Mejoras en el norte de Europa

El aumento general de las temperaturas incidirá positivamente en aquellas zonas que actualmente viven con climas relativamente fríos, detalla el estudio. Es el caso de Alemania, el Reino Unido y la península escandinava, áreas en las que el aumento de la temperatura puede repercutir en un aumento de la esperanza de vida de hasta 1,5 años, según los parámetros del estudio. "Esas zonas frías se transformarán en áreas con climas templados y la esperanza de vida aumentará. Reino Unido acabará adoptando un clima similar al de España", ha ilustrado Ballester. Estas zonas, sin embargo, sufrirán igualmente una grave pérdida de biodiversidad dado que la flora y la fauna no lograrán adaptarse al brusco aumento de temperatura, avisan los expertos.

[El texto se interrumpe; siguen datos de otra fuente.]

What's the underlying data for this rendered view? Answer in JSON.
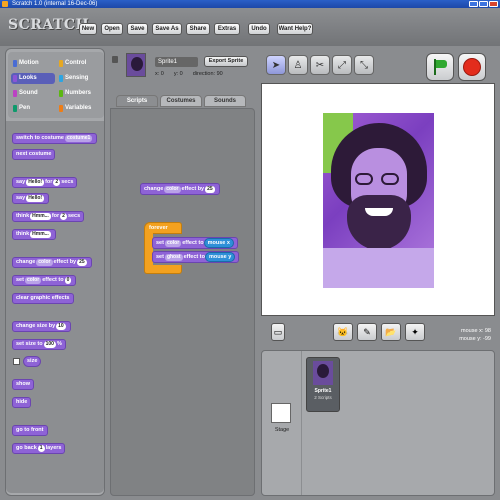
{
  "window": {
    "title": "Scratch 1.0 (internal 16-Dec-06)"
  },
  "app": {
    "logo": "SCRATCH"
  },
  "menu": [
    "New",
    "Open",
    "Save",
    "Save As",
    "Share",
    "Extras",
    "Undo",
    "Want Help?"
  ],
  "categories": [
    {
      "label": "Motion",
      "color": "#4a6cd4"
    },
    {
      "label": "Control",
      "color": "#e6a822"
    },
    {
      "label": "Looks",
      "color": "#8a55d7",
      "selected": true
    },
    {
      "label": "Sensing",
      "color": "#2ca5e2"
    },
    {
      "label": "Sound",
      "color": "#bb42c3"
    },
    {
      "label": "Numbers",
      "color": "#5cb712"
    },
    {
      "label": "Pen",
      "color": "#0e9a6c"
    },
    {
      "label": "Variables",
      "color": "#ee7d16"
    }
  ],
  "palette_blocks": {
    "switch_costume": "switch to costume",
    "switch_costume_val": "costume1",
    "next_costume": "next costume",
    "say_for": "say",
    "say_for_text": "Hello!",
    "say_for_mid": "for",
    "say_for_secs": "2",
    "say_for_end": "secs",
    "say": "say",
    "say_text": "Hello!",
    "think_for": "think",
    "think_for_text": "Hmm...",
    "think_for_mid": "for",
    "think_for_secs": "2",
    "think_for_end": "secs",
    "think": "think",
    "think_text": "Hmm...",
    "change_effect": "change",
    "change_effect_dd": "color",
    "change_effect_mid": "effect by",
    "change_effect_val": "25",
    "set_effect": "set",
    "set_effect_dd": "color",
    "set_effect_mid": "effect to",
    "set_effect_val": "0",
    "clear_effects": "clear graphic effects",
    "change_size": "change size by",
    "change_size_val": "10",
    "set_size": "set size to",
    "set_size_val": "100",
    "set_size_end": "%",
    "size": "size",
    "show": "show",
    "hide": "hide",
    "go_front": "go to front",
    "go_back": "go back",
    "go_back_val": "1",
    "go_back_end": "layers"
  },
  "sprite": {
    "name": "Sprite1",
    "export": "Export Sprite",
    "x": "x: 0",
    "y": "y: 0",
    "direction": "direction: 90"
  },
  "tabs": [
    "Scripts",
    "Costumes",
    "Sounds"
  ],
  "scripts": {
    "loose_change": "change",
    "loose_change_dd": "color",
    "loose_change_mid": "effect by",
    "loose_change_val": "25",
    "forever": "forever",
    "set1": "set",
    "set1_dd": "color",
    "set1_mid": "effect to",
    "set1_sense": "mouse x",
    "set2": "set",
    "set2_dd": "ghost",
    "set2_mid": "effect to",
    "set2_sense": "mouse y"
  },
  "stage_info": {
    "mouse_x": "mouse x: 98",
    "mouse_y": "mouse y: -99"
  },
  "sprites_panel": {
    "sprite_name": "Sprite1",
    "sprite_scripts": "2 Scripts",
    "stage_label": "Stage"
  }
}
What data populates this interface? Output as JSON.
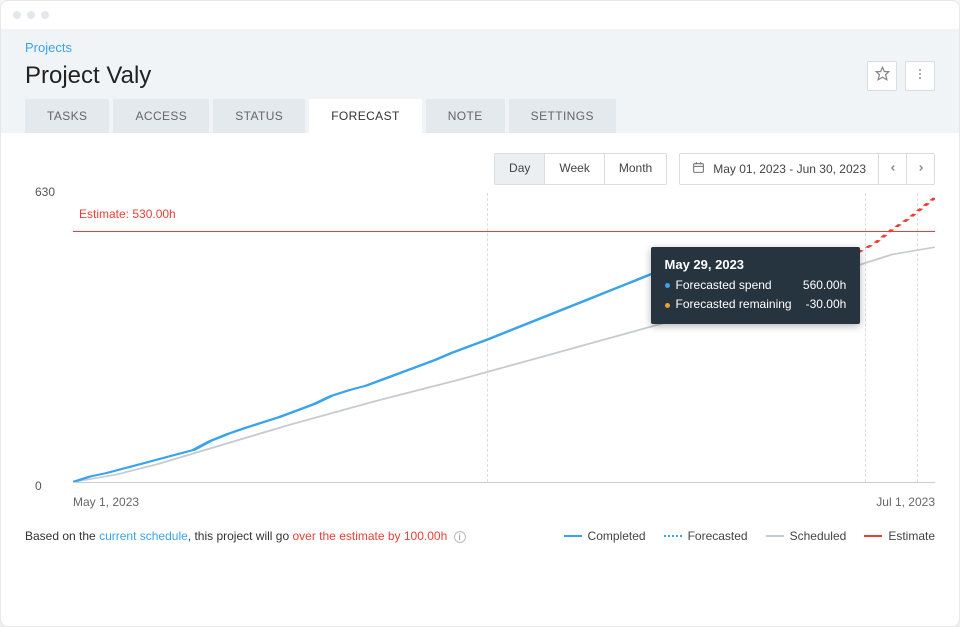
{
  "breadcrumb": "Projects",
  "title": "Project Valy",
  "tabs": [
    {
      "label": "TASKS",
      "active": false
    },
    {
      "label": "ACCESS",
      "active": false
    },
    {
      "label": "STATUS",
      "active": false
    },
    {
      "label": "FORECAST",
      "active": true
    },
    {
      "label": "NOTE",
      "active": false
    },
    {
      "label": "SETTINGS",
      "active": false
    }
  ],
  "granularity": {
    "options": [
      "Day",
      "Week",
      "Month"
    ],
    "active": "Day"
  },
  "date_range": "May 01, 2023 - Jun 30, 2023",
  "chart_data": {
    "type": "line",
    "xlabel_start": "May 1, 2023",
    "xlabel_end": "Jul 1, 2023",
    "ylim": [
      0,
      630
    ],
    "ytick_top": "630",
    "ytick_bottom": "0",
    "estimate_label": "Estimate: 530.00h",
    "series": [
      {
        "name": "Completed",
        "color": "#3aa3ea",
        "style": "solid"
      },
      {
        "name": "Forecasted",
        "color": "#3aa3ea",
        "style": "dotted"
      },
      {
        "name": "Scheduled",
        "color": "#c6cbd1",
        "style": "solid"
      },
      {
        "name": "Estimate",
        "color": "#ea3f35",
        "style": "solid"
      }
    ],
    "completed_x": [
      0,
      2,
      4,
      6,
      8,
      10,
      12,
      14,
      16,
      18,
      20,
      22,
      24,
      26,
      28,
      30,
      32,
      34,
      36,
      38,
      40,
      42,
      44,
      46,
      48,
      50,
      52,
      54,
      56,
      58,
      60,
      62,
      64,
      66,
      68,
      70,
      72
    ],
    "completed_y": [
      0,
      12,
      20,
      30,
      40,
      50,
      60,
      70,
      90,
      105,
      118,
      130,
      142,
      156,
      170,
      188,
      200,
      210,
      224,
      238,
      252,
      266,
      282,
      296,
      310,
      325,
      340,
      355,
      370,
      385,
      400,
      415,
      430,
      445,
      460,
      475,
      480
    ],
    "scheduled_x": [
      0,
      5,
      10,
      15,
      20,
      25,
      30,
      35,
      40,
      45,
      50,
      55,
      60,
      65,
      70,
      75,
      80,
      85,
      90,
      95,
      100
    ],
    "scheduled_y": [
      0,
      16,
      40,
      68,
      96,
      124,
      150,
      176,
      200,
      224,
      250,
      276,
      302,
      328,
      354,
      380,
      408,
      436,
      466,
      496,
      512
    ],
    "forecasted_x": [
      91,
      93,
      95,
      97,
      99,
      100
    ],
    "forecasted_y": [
      500,
      520,
      550,
      575,
      605,
      620
    ]
  },
  "tooltip": {
    "date": "May 29, 2023",
    "rows": [
      {
        "label": "Forecasted spend",
        "value": "560.00h",
        "color": "#3aa3ea"
      },
      {
        "label": "Forecasted remaining",
        "value": "-30.00h",
        "color": "#e1a23b"
      }
    ]
  },
  "message": {
    "prefix": "Based on the ",
    "link": "current schedule",
    "mid": ", this project will go ",
    "warn": "over the estimate by 100.00h"
  },
  "legend": {
    "completed": "Completed",
    "forecasted": "Forecasted",
    "scheduled": "Scheduled",
    "estimate": "Estimate"
  }
}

En el caso de los seres humanos, la aclimatación a las nuevas temperaturas podría producirse mediante mejoras tecnológicas y otros factores de desarrollo. En el mejor de los casos, la esperanza de vida podría aumentar hasta cerca de los 18 meses. "En invierno la mortalidad siempre es mayor. Si se logra aclimatar los ciudadanos a los veranos más calurosos, su esperanza de vida podría mejorar", ha detallado Rodó. Si por el contrario Europa pierde capacidad de adaptarse al invierno, la esperanza de vida menguaría hasta unos nueve meses a nivel continental. "En España la incidencia sería dos o tres veces mayor", ha precisado el científico. Ello implicaría que los españoles podrían vivir unos dos años menos a partir del próximo siglo por efecto del calentamiento.

La investigación ha combinado ocho modelos climáticos regionales para simular el clima europeo hasta el año 2100 en función de los escenarios de emisiones de gases que causan el efecto invernadero fijados por el panel sobre cambio climático de las Naciones Unidas (IPCC, en sus siglas en inglés) en función de varios parámetros como humedad, mortalidad y el efecto de las patologías estacionales. "Es la primera investigación que analiza el calentamiento en términos de mortalidad y los resultados son graves", ha subrayado Rodó. "Nosotros simplemente desempeñamos un trabajo científico pero demuestra que no podemos permitirnos permanecer sin hacer nada ahora que podemos prever el efecto del calentamiento y mitigar su impacto en los seres vivos", ha añadido.